A Divide-and-Conquer Approach to the Summarization of Long Documents
Alexios Gidiotis, Grigorios Tsoumakas
TL;DR
The paper tackles the high compute and noise challenges of long-document summarization by introducing DANCER, a divide-and-conquer framework that learns per-section summaries and then aggregates them. By aligning summary sentences to document sections with ROUGE-L and training on numerous section-level source-target pairs, DANCER reduces input/output lengths and benefits from parallelizable training. Experiments on arXiv and PubMed show that DANCER improves a range of models, with PEGASUS paired with DANCER achieving results on par with state-of-the-art baselines, and Pointer-Generator variants also benefiting significantly. The approach is simple, flexible, and scalable, offering a practical pathway to apply advanced summarization to arbitrarily long documents across domains.
Abstract
We present a novel divide-and-conquer method for the neural summarization of long documents. Our method exploits the discourse structure of the document and uses sentence similarity to split the problem into an ensemble of smaller summarization problems. In particular, we break a long document and its summary into multiple source-target pairs, which are used for training a model that learns to summarize each part of the document separately. These partial summaries are then combined in order to produce a final complete summary.
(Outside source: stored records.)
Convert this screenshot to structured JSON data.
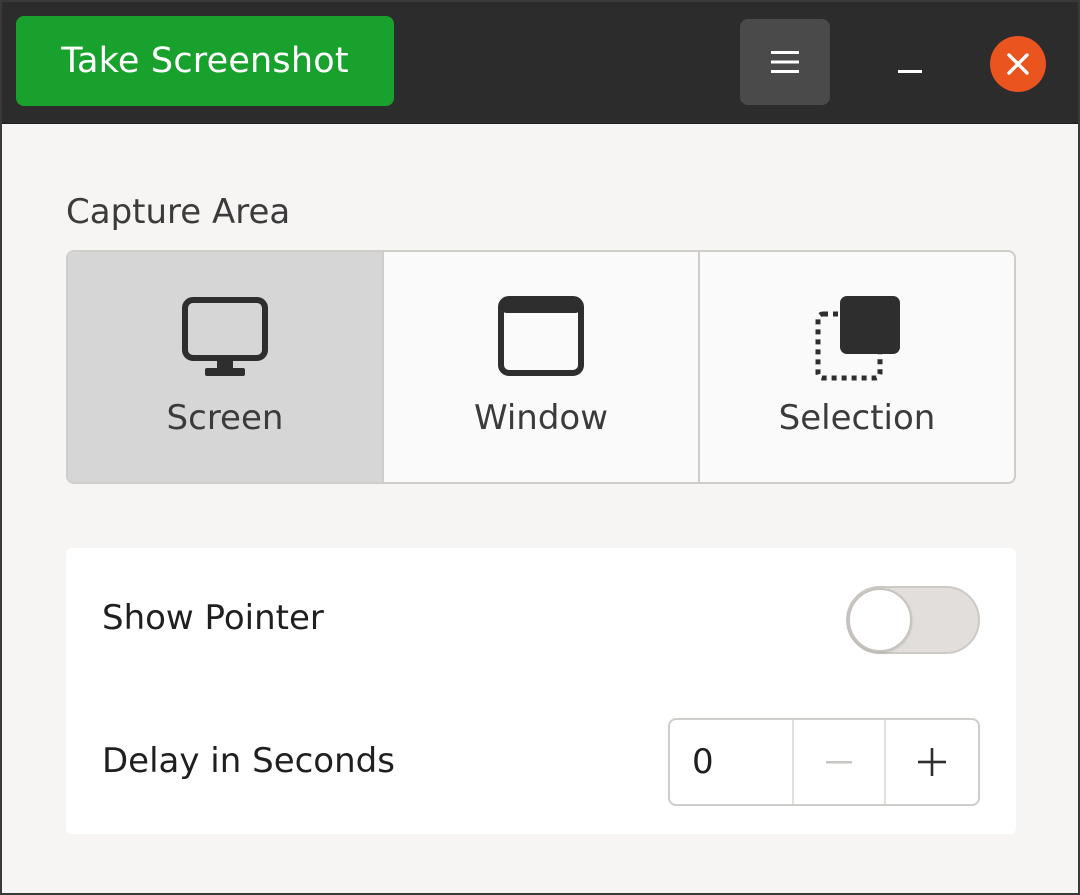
{
  "header": {
    "take_screenshot_label": "Take Screenshot",
    "accent_color": "#19a12e",
    "close_color": "#e9541f",
    "menu_icon": "hamburger-icon",
    "minimize_icon": "minimize-icon",
    "close_icon": "close-icon"
  },
  "capture_area": {
    "title": "Capture Area",
    "modes": [
      {
        "label": "Screen",
        "icon": "monitor-icon",
        "selected": true
      },
      {
        "label": "Window",
        "icon": "window-icon",
        "selected": false
      },
      {
        "label": "Selection",
        "icon": "selection-icon",
        "selected": false
      }
    ]
  },
  "options": {
    "show_pointer": {
      "label": "Show Pointer",
      "enabled": false
    },
    "delay": {
      "label": "Delay in Seconds",
      "value": "0",
      "minus_icon": "minus-icon",
      "plus_icon": "plus-icon"
    }
  }
}
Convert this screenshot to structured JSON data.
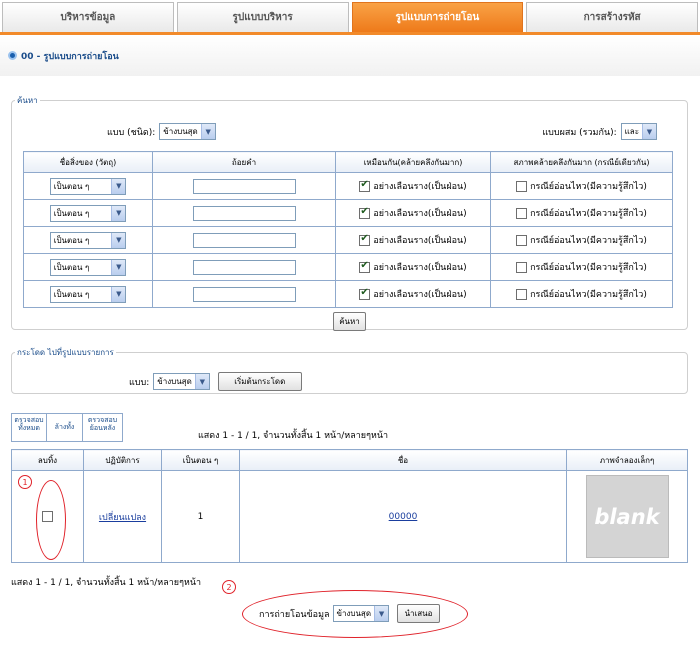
{
  "tabs": [
    {
      "label": "บริหารข้อมูล",
      "active": false
    },
    {
      "label": "รูปแบบบริหาร",
      "active": false
    },
    {
      "label": "รูปแบบการถ่ายโอน",
      "active": true
    },
    {
      "label": "การสร้างรหัส",
      "active": false
    }
  ],
  "page_title": "00 - รูปแบบการถ่ายโอน",
  "search": {
    "legend": "ค้นหา",
    "type_label": "แบบ (ชนิด):",
    "type_value": "ข้างบนสุด",
    "combine_label": "แบบผสม (รวมกัน):",
    "combine_value": "และ",
    "headers": [
      "ชื่อสิ่งของ (วัตถุ)",
      "ถ้อยคำ",
      "เหมือนกัน(คล้ายคลึงกันมาก)",
      "สภาพคล้ายคลึงกันมาก (กรณีย์เดียวกัน)"
    ],
    "rows": [
      {
        "field": "เป็นตอน ๆ",
        "similar_label": "อย่างเลือนราง(เป็นฝ่อน)",
        "similar_checked": true,
        "case_label": "กรณีย์อ่อนไหว(มีความรู้สึกไว)",
        "case_checked": false
      },
      {
        "field": "เป็นตอน ๆ",
        "similar_label": "อย่างเลือนราง(เป็นฝ่อน)",
        "similar_checked": true,
        "case_label": "กรณีย์อ่อนไหว(มีความรู้สึกไว)",
        "case_checked": false
      },
      {
        "field": "เป็นตอน ๆ",
        "similar_label": "อย่างเลือนราง(เป็นฝ่อน)",
        "similar_checked": true,
        "case_label": "กรณีย์อ่อนไหว(มีความรู้สึกไว)",
        "case_checked": false
      },
      {
        "field": "เป็นตอน ๆ",
        "similar_label": "อย่างเลือนราง(เป็นฝ่อน)",
        "similar_checked": true,
        "case_label": "กรณีย์อ่อนไหว(มีความรู้สึกไว)",
        "case_checked": false
      },
      {
        "field": "เป็นตอน ๆ",
        "similar_label": "อย่างเลือนราง(เป็นฝ่อน)",
        "similar_checked": true,
        "case_label": "กรณีย์อ่อนไหว(มีความรู้สึกไว)",
        "case_checked": false
      }
    ],
    "search_button": "ค้นหา"
  },
  "jump": {
    "legend": "กระโดด ไปที่รูปแบบรายการ",
    "label": "แบบ:",
    "value": "ข้างบนสุด",
    "button": "เริ่มต้นกระโดด"
  },
  "list_actions": {
    "check_all": "ตรวจสอบทั้งหมด",
    "clear_all": "ล้างทั้ง",
    "check_reverse": "ตรวจสอบย้อนหลัง"
  },
  "paging_text": "แสดง 1 - 1 / 1, จำนวนทั้งสิ้น 1 หน้า/หลายๆหน้า",
  "results": {
    "headers": [
      "ลบทิ้ง",
      "ปฏิบัติการ",
      "เป็นตอน ๆ",
      "ชื่อ",
      "ภาพจำลองเล็กๆ"
    ],
    "rows": [
      {
        "delete_checked": false,
        "action": "เปลี่ยนแปลง",
        "seq": "1",
        "name": "00000",
        "thumb": "blank"
      }
    ]
  },
  "paging_text_bottom": "แสดง 1 - 1 / 1, จำนวนทั้งสิ้น 1 หน้า/หลายๆหน้า",
  "transfer": {
    "label": "การถ่ายโอนข้อมูล",
    "value": "ข้างบนสุด",
    "button": "นำเสนอ"
  },
  "annotations": [
    "1",
    "2"
  ],
  "colors": {
    "accent": "#f28a2a",
    "link": "#1a3e9e",
    "highlight": "#e0222a"
  }
}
With this approach we can decompose the problem of long document summarization into smaller and simpler problems, reducing computational complexity and creating more training examples, which at the same time contain less noise in the target summaries compared to the standard approach. We demonstrate that this approach paired with different summarization models, including sequence-to-sequence RNNs and Transformers, can lead to improved summarization performance. Our best models achieve results that are on par with the state-of-the-art in two two publicly available datasets of academic articles.